Microsoft has an apps problem. Both Android and Apple regularly tout the number of apps available in their respective app stores as an important accolade. But, it's more than that, too. I regularly hear from folks who complain that their favorite app just isn't available on Windows Phone or for Windows 8.1. I've heard this complaint recently when we switched my youngest son from Android to Windows Phone for the simple reason of being able to use Microsoft's Family Safety monitoring and reporting.

Personally, I think the number of apps as a selling point is silly. When there's no less than 30 different Fart Board apps, it's easy to stack the deck in your favor. But, I do understand the pains associated with not actually having an app you want and think it's a completely valid argument.

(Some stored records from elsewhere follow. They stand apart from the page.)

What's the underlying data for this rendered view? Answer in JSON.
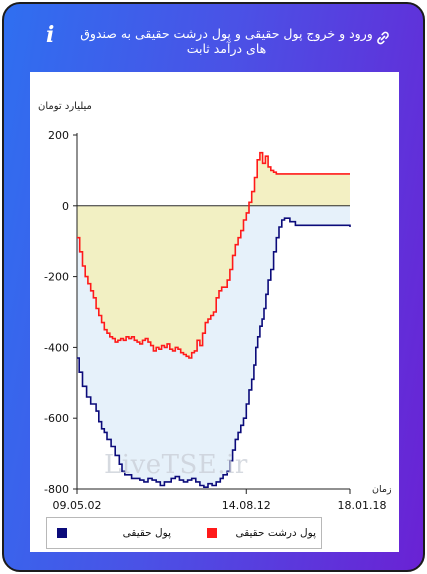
{
  "header": {
    "title": "ورود و خروج پول حقیقی و پول درشت حقیقی به صندوق های درآمد ثابت",
    "info_icon_glyph": "i",
    "icons": [
      "link-icon",
      "info-icon"
    ]
  },
  "colors": {
    "frame_gradient_start": "#2f6ff0",
    "frame_gradient_end": "#6a22d4",
    "real_money": "#0b0b7a",
    "big_real_money": "#ff1a1a",
    "area_negative_fill": "#f2efc0",
    "area_blue_fill": "#e6f1fa",
    "area_positive_fill": "#fdf6c6"
  },
  "watermark": "LiveTSE.ir",
  "chart_data": {
    "type": "line",
    "ylabel": "میلیارد تومان",
    "xlabel": "زمان",
    "ylim": [
      -800,
      200
    ],
    "yticks": [
      200,
      0,
      -200,
      -400,
      -600,
      -800
    ],
    "xticks": [
      "09.05.02",
      "14.08.12",
      "18.01.18"
    ],
    "grid": false,
    "legend_position": "bottom",
    "x_unit": "period index 0–100",
    "series": [
      {
        "name": "پول حقیقی",
        "color": "#0b0b7a",
        "x": [
          0,
          0.8,
          2,
          3.5,
          5,
          7,
          8,
          9,
          10,
          11,
          12.5,
          14,
          15.5,
          16.5,
          17.5,
          18.5,
          20,
          21.5,
          23,
          24.5,
          26,
          27.5,
          29,
          30.5,
          32,
          33,
          34.5,
          36,
          37.5,
          39,
          40.5,
          42,
          43.5,
          45,
          46.5,
          48,
          49.5,
          51,
          52.5,
          53.5,
          55,
          56,
          57,
          58,
          59,
          60,
          61,
          62,
          63,
          64,
          64.8,
          65.5,
          66.2,
          67,
          67.8,
          68.5,
          69.2,
          70,
          71,
          72,
          73,
          74,
          75,
          76,
          78,
          80,
          100
        ],
        "y": [
          -430,
          -470,
          -510,
          -540,
          -560,
          -580,
          -610,
          -630,
          -640,
          -660,
          -680,
          -705,
          -730,
          -750,
          -760,
          -760,
          -770,
          -770,
          -775,
          -780,
          -770,
          -775,
          -780,
          -790,
          -780,
          -780,
          -770,
          -765,
          -775,
          -780,
          -775,
          -770,
          -780,
          -790,
          -795,
          -785,
          -790,
          -780,
          -770,
          -760,
          -750,
          -720,
          -690,
          -660,
          -640,
          -620,
          -600,
          -560,
          -520,
          -490,
          -450,
          -400,
          -370,
          -340,
          -320,
          -290,
          -250,
          -210,
          -180,
          -130,
          -90,
          -60,
          -40,
          -35,
          -45,
          -55,
          -60
        ]
      },
      {
        "name": "پول درشت حقیقی",
        "color": "#ff1a1a",
        "x": [
          0,
          1,
          2,
          3,
          4,
          5,
          6,
          7,
          8,
          9,
          10,
          11,
          12,
          13,
          14,
          15,
          16,
          17,
          18,
          19,
          20,
          21,
          22,
          23,
          24,
          25,
          26,
          27,
          28,
          29,
          30,
          31,
          32,
          33,
          34,
          35,
          36,
          37,
          38,
          39,
          40,
          41,
          42,
          43,
          44,
          45,
          46,
          47,
          48,
          49,
          50,
          51,
          52,
          53,
          54,
          55,
          56,
          57,
          58,
          59,
          60,
          61,
          62,
          63,
          64,
          65,
          66,
          67,
          68,
          69,
          70,
          71,
          72,
          73,
          74,
          75,
          76,
          80,
          100
        ],
        "y": [
          -90,
          -130,
          -170,
          -200,
          -220,
          -240,
          -260,
          -290,
          -310,
          -330,
          -350,
          -360,
          -370,
          -375,
          -385,
          -380,
          -375,
          -380,
          -370,
          -375,
          -370,
          -380,
          -385,
          -390,
          -380,
          -375,
          -385,
          -395,
          -410,
          -400,
          -405,
          -395,
          -400,
          -390,
          -405,
          -410,
          -400,
          -405,
          -415,
          -420,
          -425,
          -430,
          -415,
          -410,
          -380,
          -395,
          -360,
          -330,
          -320,
          -310,
          -300,
          -260,
          -240,
          -230,
          -230,
          -210,
          -180,
          -140,
          -110,
          -90,
          -70,
          -40,
          -20,
          10,
          40,
          80,
          130,
          150,
          120,
          140,
          110,
          100,
          95,
          90,
          90,
          90,
          90,
          90,
          90
        ]
      }
    ]
  },
  "legend": {
    "items": [
      {
        "label": "پول حقیقی",
        "color": "#0b0b7a"
      },
      {
        "label": "پول درشت حقیقی",
        "color": "#ff1a1a"
      }
    ]
  }
}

Microsoft knows this, too. This week at MWC 2015, the company revealed that with Windows 10, developers will now be able to publish Hosted Web Apps to the Windows store.

Hosted Web Apps will allow web developers to easily convert components of their web sites into apps that are available for download from the Windows store, but still host them remotely on their own web infrastructure. Additionally, the new type of apps will have access to universal APIs, allowing them access to things like notifications, the camera, calendar, Cortana, and more. The way browser-based apps run today, Microsoft limits access to the core OS by forcing them to run in a sandbox

Microsoft hopes this ability will entice more developers to write apps for the Windows 10 platform, which includes desktops, smartphones, Xbox, and other devices with the new, consolidated codebase. But, there's one glaring problem with this functionality and that is security. Weekly, we're introduced to significant flaws in the web-layer of the Internet affecting the majority of web sites. Just this week, a flaw that has existed since the 1990's was just now discovered, putting a multitude of web sites at risk. How does something like this relate to Hosted Web Apps? – particularly since Microsoft has promised that Hosted Web Apps will support Java which is notoriously unsecure.

Obviously, Microsoft will need to address this in Windows 10, but we'll find out more details when Build kicks off in April.